When the Universe began 14 billion years ago with the Big Bang, it is a fair assumption to say that there was an equal amount of matter and antimatter. Now our Universe is mostly made of matter, so one may wonder, how did it happen? Neither the standard model of particle physics, nor the theory of general relativity provides a known explanation for why this should be so.
In 1967, the Soviet physicist Andrei Sakharov came up with three conditions that, if held true, could explain the dominance of matter over antimatter. Among these conditions was the need for the violation of the CP symmetry. These results, therefore, support the idea that some physical laws act differently on matter and on antimatter.
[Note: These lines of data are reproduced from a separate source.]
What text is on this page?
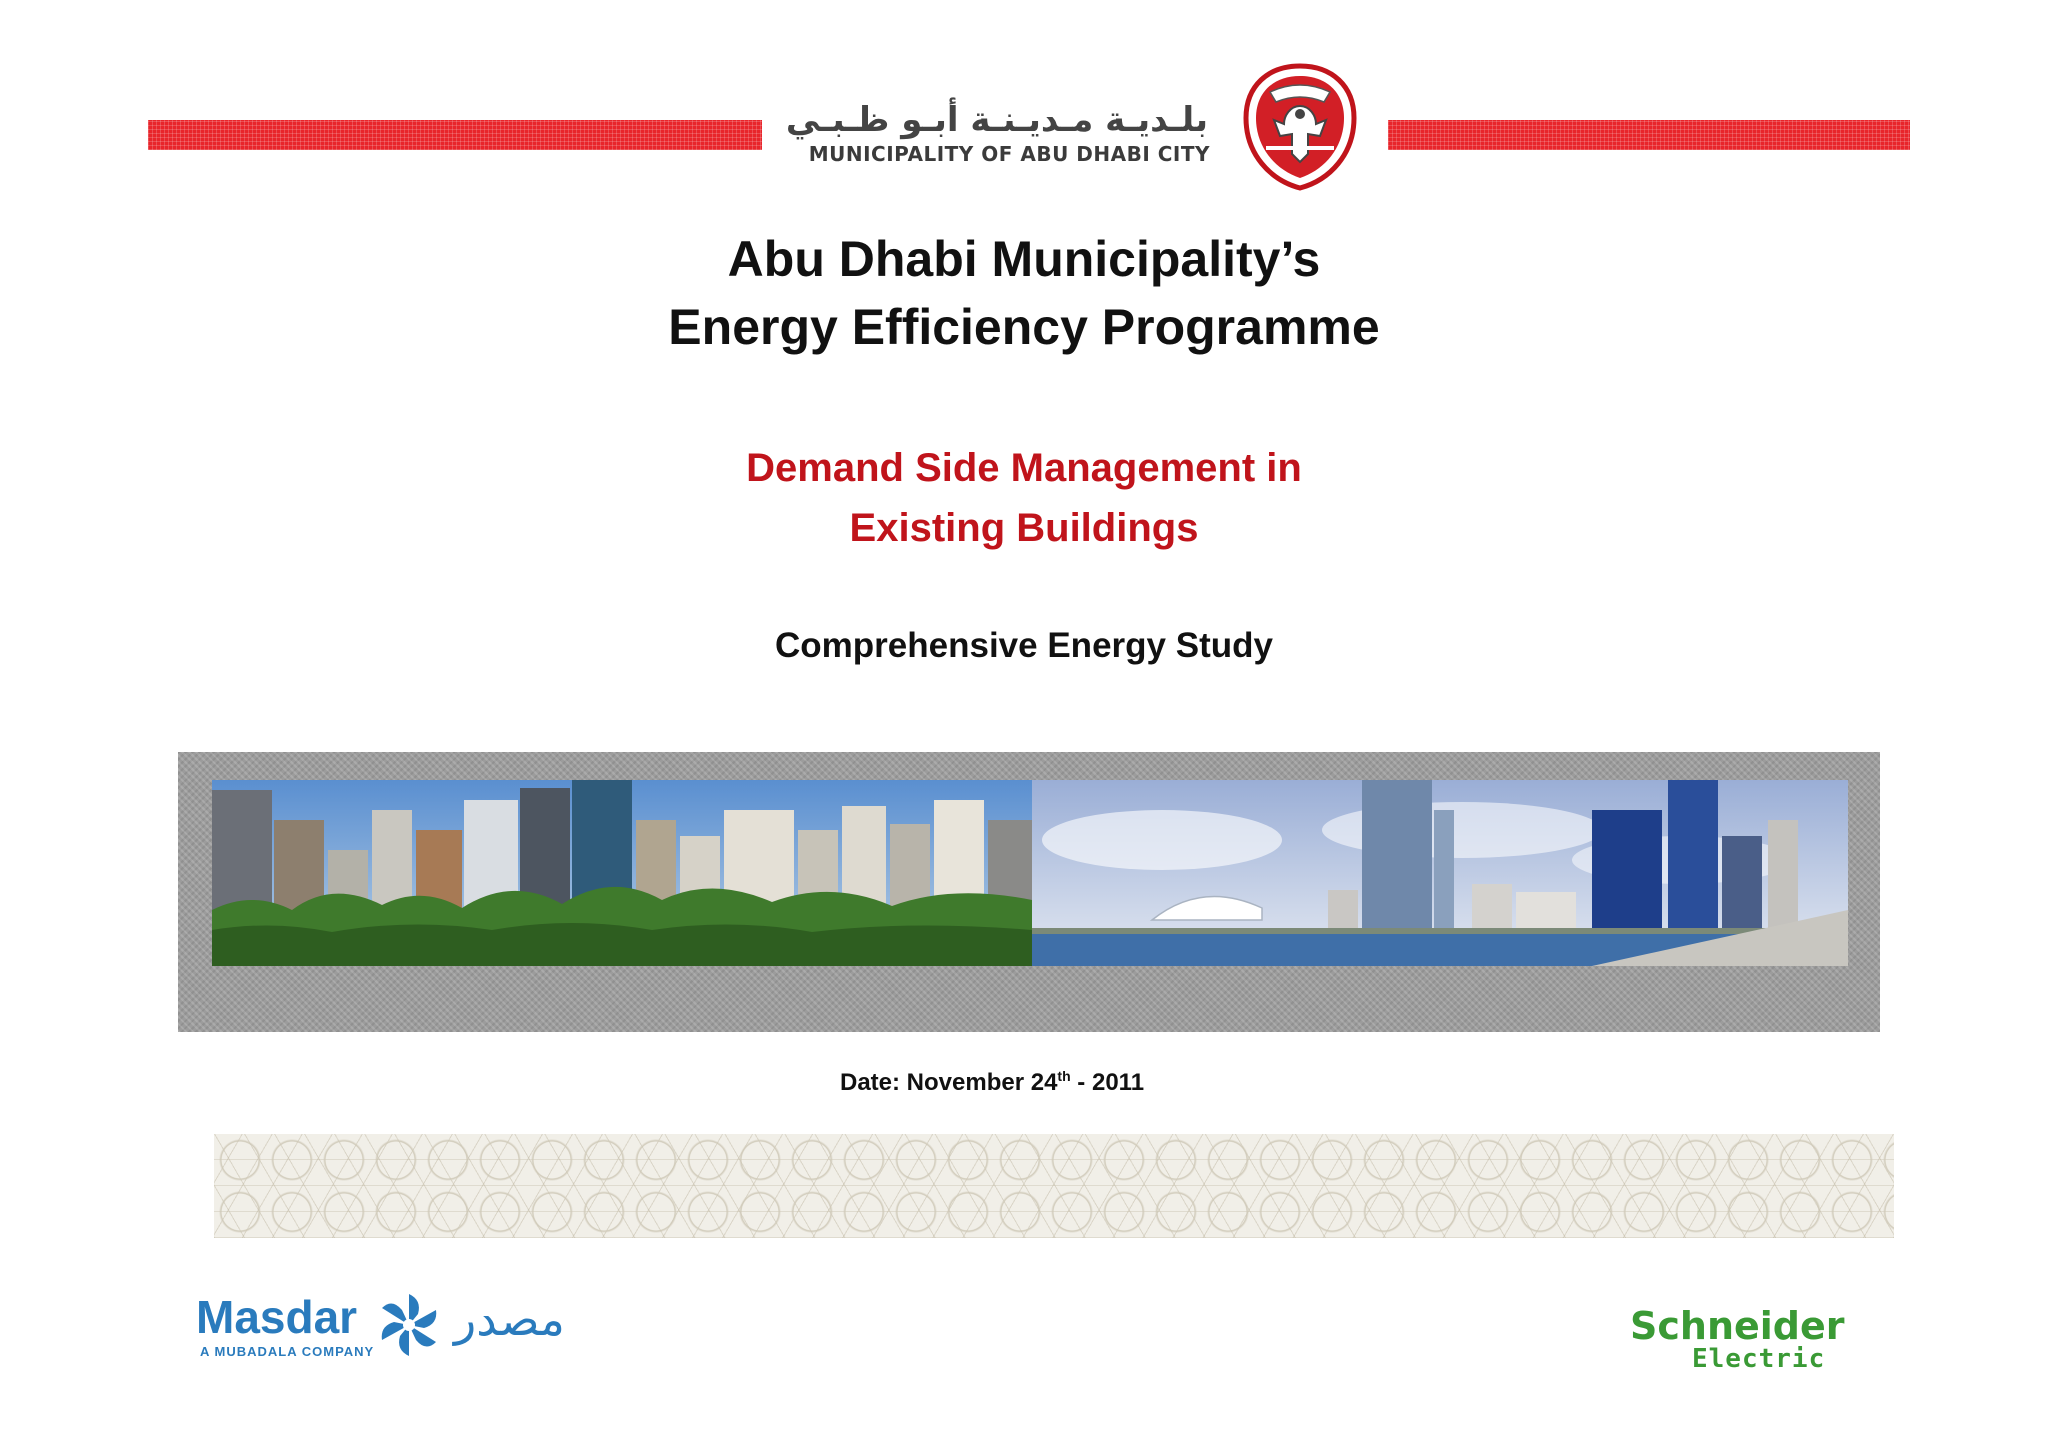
بلـديـة مـديـنـة أبـو ظـبـي
MUNICIPALITY OF ABU DHABI CITY
Abu Dhabi Municipality’s
Energy Efficiency Programme
Demand Side Management in
Existing Buildings
Comprehensive Energy Study
Date: November 24th - 2011
Masdar
A MUBADALA COMPANY
مصدر	Schneider
Electric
Ricardo Vázquez, researcher at the Institute of Cosmos Sciences of the University of Barcelona (ICCUB) and member of the LHCb Collaboration, says that "It is remarkable that the level of precision in some of these measurements is below 1%. The forthcoming run of the LHC will increase the amount of data that will enable to perform more sophisticated analyses to shed light on one of the most intriguing problems of modern particle physics."

So far, the  measured CP violations were too small to account for this imbalance between matter and antimatter, so “the fact that these new measurements are the largest CP violations ever observed could give us some insights into the causes of this violation and help us understand why matter and antimatter behave differently at a fundamental level” says Carla Marín, member of the LHCb collaboration from the ICCUB. “The next step is for our theoretical colleagues to interpret these results and come up with a mechanism that explains this big asymmetry. The fact that we observe it to be largest in a specific region around the χc particle gives us a crucial clue as to know where to begin searching”.

With these results, the LHCb Collaboration has brought us a step closer to understanding why the Universe and ourselves are made of matter instead of antimatter and shed light into another chapter of the beginning of our Cosmos.

 


The LHCb collaboration

The LHCb collaboration comprises numerous international institutions worldwide, including the Institute of Cosmos Sciences of the University of Barcelona. Several members of our Institute are part of this collaboration, such as Alejandro Alfonso Alberto, José María Fernández-Tenllado Arribas, Paula Garcia Moreno, Lluís Garrido, Pere Gironella Gironell, Sergio Gómez Fernández, Eugeni Graugés, Aniol Lobo, Albert Lopez, Carla Marín, Joan Mauricio and Ricardo Vázquez.